Num documento tornado público na terça-feira, os advogados de Trump disseram ao juiz de Manhattan, Juan M. Merchan, que a demissão é justificada devido às circunstâncias extraordinárias do seu regresso iminente à Casa Branca.
“A continuação errada dos procedimentos neste caso fracassado de guerra jurídica perturba os esforços de transição do presidente Trump”, continuaram os advogados, antes de citar o “mandato nacional esmagador concedido a ele pelo povo americano em 5 de novembro de 2024”.
No processo judicial, os advogados de Trump citaram o recente perdão do presidente Joe Biden a seu filho, Hunter Biden, que havia sido condenado por acusações fiscais e de porte de arma.
“O presidente Biden afirmou que seu filho foi ‘seletivamente e injustamente processado’ e ‘tratado de maneira diferente’”, escreveu a equipe jurídica de Trump. O promotor distrital de Manhattan, alegaram, havia se envolvido no tipo de teatro político “que o presidente Biden condenou”.
Os promotores terão até 9 de dezembro para responder. Eles disseram que lutarão contra quaisquer esforços para encerrar o caso, mas indicaram abertura para adiar a sentença até o término do segundo mandato de Trump, em 2029.
Após a vitória eleitoral de Trump no mês passado, Merchan suspendeu o processo e adiou indefinidamente a sua sentença, previamente marcada para o final de novembro, para permitir que a defesa e a acusação avaliassem o futuro do caso. Ele também adiou a decisão sobre a tentativa anterior de Trump de encerrar o caso por motivos de imunidade.
Trump vem lutando há meses para reverter a condenação, que envolveu esforços para ocultar um pagamento de US$ 130 mil ao ator pornô Stormy Daniels, cujas alegações de caso ameaçavam atrapalhar sua campanha de 2016. Ele negou qualquer irregularidade.
Trump toma posse em 20 de janeiro.

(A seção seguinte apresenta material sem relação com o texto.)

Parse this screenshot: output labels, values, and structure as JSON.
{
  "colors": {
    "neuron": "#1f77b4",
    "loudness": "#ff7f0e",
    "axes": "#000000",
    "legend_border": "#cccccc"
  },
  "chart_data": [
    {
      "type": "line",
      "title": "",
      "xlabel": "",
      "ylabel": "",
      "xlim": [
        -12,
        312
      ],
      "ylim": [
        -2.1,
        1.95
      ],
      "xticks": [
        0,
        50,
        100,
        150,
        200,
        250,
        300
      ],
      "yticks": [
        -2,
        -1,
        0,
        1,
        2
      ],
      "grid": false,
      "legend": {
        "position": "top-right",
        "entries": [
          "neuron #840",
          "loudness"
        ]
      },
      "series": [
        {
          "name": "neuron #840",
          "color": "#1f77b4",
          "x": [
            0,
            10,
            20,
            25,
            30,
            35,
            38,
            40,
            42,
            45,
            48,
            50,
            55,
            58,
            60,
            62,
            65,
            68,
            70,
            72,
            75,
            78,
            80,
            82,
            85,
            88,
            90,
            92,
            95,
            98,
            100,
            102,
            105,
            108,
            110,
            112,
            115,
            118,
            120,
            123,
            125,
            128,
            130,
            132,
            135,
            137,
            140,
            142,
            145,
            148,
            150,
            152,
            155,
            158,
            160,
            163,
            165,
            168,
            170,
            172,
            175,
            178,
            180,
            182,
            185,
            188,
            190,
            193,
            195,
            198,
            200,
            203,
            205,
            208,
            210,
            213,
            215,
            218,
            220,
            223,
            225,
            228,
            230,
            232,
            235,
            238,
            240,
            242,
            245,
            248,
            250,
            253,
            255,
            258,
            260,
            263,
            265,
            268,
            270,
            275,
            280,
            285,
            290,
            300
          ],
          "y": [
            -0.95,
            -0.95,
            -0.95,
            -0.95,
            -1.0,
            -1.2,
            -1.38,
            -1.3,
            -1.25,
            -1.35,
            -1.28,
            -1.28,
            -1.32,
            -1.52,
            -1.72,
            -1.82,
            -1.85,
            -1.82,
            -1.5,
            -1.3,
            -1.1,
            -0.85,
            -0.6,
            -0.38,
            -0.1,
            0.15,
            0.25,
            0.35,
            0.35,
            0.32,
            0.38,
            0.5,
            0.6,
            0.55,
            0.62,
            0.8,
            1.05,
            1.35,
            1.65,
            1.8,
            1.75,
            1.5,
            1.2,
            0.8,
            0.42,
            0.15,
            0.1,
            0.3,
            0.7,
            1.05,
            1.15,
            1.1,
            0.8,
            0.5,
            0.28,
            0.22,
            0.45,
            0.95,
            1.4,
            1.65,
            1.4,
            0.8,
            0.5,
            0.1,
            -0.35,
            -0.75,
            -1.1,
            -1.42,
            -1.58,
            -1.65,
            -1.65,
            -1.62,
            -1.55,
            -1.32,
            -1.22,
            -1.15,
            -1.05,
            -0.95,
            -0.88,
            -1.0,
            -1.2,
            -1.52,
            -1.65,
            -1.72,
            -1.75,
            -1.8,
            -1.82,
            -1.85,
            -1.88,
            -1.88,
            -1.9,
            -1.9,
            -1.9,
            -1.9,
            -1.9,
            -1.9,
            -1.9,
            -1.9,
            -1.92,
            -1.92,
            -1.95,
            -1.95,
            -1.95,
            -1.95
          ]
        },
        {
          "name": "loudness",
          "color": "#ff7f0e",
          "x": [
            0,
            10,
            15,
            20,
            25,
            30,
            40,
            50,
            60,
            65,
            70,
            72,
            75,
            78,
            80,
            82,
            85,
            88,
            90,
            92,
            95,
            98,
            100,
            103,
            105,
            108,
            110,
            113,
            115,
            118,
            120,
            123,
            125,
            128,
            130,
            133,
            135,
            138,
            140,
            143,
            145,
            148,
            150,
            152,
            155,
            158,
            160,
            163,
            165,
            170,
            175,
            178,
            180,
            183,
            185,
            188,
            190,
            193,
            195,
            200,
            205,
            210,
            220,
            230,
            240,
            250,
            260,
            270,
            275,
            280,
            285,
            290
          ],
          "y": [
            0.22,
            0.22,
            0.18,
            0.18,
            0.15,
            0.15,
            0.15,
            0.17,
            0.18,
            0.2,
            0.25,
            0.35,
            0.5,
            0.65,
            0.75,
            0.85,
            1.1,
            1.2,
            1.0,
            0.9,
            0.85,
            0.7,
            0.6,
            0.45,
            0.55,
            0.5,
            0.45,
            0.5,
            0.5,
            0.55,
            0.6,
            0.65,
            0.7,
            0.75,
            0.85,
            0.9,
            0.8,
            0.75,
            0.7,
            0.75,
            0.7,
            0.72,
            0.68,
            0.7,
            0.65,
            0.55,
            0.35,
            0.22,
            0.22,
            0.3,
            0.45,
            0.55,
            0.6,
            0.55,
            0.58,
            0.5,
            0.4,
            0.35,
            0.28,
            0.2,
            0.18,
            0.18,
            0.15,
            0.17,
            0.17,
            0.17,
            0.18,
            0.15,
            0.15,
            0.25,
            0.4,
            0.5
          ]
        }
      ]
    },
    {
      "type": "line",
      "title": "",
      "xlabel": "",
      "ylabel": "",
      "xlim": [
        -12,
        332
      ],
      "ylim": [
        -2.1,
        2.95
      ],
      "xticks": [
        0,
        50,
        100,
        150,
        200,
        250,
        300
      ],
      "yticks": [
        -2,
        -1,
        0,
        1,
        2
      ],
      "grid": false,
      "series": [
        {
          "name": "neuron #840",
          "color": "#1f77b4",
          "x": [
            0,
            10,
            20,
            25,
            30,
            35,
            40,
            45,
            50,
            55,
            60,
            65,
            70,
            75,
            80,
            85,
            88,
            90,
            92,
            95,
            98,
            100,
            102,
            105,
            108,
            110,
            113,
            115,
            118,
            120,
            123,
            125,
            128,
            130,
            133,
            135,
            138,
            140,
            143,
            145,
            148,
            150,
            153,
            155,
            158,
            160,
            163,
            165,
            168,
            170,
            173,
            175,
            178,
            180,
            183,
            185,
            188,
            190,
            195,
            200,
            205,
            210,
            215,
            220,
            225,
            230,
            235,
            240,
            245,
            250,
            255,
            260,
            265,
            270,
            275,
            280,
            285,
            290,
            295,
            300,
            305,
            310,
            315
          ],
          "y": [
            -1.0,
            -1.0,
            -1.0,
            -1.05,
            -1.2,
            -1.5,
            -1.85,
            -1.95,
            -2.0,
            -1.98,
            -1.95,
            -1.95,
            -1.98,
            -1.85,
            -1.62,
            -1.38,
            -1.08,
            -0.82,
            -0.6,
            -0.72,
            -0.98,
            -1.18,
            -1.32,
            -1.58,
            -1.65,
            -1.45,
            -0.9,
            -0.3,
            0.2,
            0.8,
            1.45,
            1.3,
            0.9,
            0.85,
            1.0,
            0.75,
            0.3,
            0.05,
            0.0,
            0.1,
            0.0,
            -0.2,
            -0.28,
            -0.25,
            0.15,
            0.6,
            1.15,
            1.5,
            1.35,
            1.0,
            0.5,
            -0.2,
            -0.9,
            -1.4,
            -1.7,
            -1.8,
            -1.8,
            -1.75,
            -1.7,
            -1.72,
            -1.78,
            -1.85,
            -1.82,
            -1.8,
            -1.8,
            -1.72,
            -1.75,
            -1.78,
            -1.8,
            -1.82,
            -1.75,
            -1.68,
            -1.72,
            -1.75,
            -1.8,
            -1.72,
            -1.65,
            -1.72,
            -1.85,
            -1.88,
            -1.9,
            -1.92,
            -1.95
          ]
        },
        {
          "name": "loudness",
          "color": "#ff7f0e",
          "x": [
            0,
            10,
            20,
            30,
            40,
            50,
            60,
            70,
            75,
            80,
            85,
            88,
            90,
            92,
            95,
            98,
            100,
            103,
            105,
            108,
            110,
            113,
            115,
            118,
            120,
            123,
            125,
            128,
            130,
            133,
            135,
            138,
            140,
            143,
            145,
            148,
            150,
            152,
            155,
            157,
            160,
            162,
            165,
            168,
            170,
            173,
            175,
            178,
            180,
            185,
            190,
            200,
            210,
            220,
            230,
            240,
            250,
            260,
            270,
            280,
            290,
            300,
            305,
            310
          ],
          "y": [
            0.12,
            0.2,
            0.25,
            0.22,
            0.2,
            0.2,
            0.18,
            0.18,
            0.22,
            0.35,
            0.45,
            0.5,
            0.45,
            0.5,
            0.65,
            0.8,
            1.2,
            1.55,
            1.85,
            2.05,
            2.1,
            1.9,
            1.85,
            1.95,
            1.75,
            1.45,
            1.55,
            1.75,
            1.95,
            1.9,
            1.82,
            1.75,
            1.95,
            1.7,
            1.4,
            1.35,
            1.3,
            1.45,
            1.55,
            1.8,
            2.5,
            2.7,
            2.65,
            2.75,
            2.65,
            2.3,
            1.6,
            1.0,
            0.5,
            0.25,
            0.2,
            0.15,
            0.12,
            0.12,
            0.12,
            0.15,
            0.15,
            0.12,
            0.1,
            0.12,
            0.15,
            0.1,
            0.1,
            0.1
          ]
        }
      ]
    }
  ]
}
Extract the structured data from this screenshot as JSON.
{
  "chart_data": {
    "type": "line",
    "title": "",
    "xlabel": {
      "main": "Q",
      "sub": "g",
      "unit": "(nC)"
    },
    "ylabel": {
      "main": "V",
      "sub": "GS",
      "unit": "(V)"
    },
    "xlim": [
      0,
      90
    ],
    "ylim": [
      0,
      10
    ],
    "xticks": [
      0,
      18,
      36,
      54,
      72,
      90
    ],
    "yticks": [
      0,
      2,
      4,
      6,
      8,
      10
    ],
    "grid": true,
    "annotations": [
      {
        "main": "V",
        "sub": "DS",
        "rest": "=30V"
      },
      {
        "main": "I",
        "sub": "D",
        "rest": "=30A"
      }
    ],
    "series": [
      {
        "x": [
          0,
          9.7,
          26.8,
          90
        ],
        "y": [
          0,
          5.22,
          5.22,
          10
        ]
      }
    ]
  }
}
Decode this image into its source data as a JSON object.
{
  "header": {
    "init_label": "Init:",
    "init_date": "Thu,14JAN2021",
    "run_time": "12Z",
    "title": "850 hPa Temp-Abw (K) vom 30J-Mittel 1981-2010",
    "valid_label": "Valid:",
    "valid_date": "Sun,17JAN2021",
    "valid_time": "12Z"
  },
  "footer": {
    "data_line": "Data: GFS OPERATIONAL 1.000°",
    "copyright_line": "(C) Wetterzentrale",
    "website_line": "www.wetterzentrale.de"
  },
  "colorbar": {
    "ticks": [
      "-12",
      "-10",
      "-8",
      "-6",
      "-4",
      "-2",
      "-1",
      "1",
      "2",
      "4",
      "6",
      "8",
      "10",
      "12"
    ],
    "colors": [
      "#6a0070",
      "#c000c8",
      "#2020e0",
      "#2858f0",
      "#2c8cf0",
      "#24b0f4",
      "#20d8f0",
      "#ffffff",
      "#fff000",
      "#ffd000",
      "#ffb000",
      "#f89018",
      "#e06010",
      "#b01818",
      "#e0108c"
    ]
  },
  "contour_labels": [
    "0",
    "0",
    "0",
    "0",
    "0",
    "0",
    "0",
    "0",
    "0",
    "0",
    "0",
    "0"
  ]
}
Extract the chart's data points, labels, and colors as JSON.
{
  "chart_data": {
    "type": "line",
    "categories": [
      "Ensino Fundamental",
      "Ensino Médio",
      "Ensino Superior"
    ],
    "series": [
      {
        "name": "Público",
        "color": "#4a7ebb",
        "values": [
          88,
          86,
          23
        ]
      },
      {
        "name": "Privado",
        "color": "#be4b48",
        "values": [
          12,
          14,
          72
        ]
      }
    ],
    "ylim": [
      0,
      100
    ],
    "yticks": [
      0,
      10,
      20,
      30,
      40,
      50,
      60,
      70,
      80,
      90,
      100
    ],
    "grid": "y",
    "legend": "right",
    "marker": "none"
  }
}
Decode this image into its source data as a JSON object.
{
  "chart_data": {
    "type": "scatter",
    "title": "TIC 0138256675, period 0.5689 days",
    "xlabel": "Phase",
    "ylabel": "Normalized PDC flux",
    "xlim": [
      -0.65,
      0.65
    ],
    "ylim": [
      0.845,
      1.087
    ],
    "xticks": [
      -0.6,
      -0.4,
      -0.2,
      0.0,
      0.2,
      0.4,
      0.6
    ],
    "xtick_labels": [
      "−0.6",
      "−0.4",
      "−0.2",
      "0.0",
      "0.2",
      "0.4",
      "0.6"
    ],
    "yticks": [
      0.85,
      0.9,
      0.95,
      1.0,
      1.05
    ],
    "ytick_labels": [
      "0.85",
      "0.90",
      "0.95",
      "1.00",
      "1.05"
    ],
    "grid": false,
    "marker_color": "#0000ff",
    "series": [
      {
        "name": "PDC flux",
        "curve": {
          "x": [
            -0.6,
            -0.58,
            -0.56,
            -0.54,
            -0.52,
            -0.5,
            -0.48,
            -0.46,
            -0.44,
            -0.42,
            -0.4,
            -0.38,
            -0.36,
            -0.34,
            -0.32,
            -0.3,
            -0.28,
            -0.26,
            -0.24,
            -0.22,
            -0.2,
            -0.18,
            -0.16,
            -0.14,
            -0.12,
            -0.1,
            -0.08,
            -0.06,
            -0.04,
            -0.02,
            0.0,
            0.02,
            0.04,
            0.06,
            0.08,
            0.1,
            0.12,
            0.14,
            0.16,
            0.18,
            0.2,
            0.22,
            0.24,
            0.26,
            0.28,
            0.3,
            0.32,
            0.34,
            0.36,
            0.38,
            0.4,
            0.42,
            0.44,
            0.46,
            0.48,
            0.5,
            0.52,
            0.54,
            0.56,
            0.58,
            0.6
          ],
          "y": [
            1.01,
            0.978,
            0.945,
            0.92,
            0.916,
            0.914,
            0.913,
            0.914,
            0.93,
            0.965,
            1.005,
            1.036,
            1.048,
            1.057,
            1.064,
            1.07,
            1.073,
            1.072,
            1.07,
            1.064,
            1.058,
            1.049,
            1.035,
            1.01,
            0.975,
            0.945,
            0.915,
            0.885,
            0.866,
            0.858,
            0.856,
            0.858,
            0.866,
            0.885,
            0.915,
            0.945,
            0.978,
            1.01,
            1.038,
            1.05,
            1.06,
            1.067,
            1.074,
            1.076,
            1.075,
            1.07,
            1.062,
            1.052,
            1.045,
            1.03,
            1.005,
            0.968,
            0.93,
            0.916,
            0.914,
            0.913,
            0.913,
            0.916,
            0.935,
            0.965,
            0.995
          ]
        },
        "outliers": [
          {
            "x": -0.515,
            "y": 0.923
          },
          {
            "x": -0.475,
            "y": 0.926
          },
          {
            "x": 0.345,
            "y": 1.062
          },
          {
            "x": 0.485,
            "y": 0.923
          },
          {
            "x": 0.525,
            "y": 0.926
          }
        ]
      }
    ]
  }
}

Merchan não definiu um cronograma para uma decisão.
Uma demissão apagaria a condenação histórica de Trump, poupando-lhe a nuvem de um registo criminal e uma possível pena de prisão. Trump é o primeiro ex-presidente a ser condenado por um crime e o primeiro criminoso condenado a ser eleito para o cargo.
Merchan também poderia decidir manter o veredicto e prosseguir com a sentença, adiar o caso até que Trump deixe o cargo, esperar até que um tribunal federal de apelações decida sobre o esforço paralelo de Trump para retirar o caso do tribunal estadual ou escolher alguma outra opção.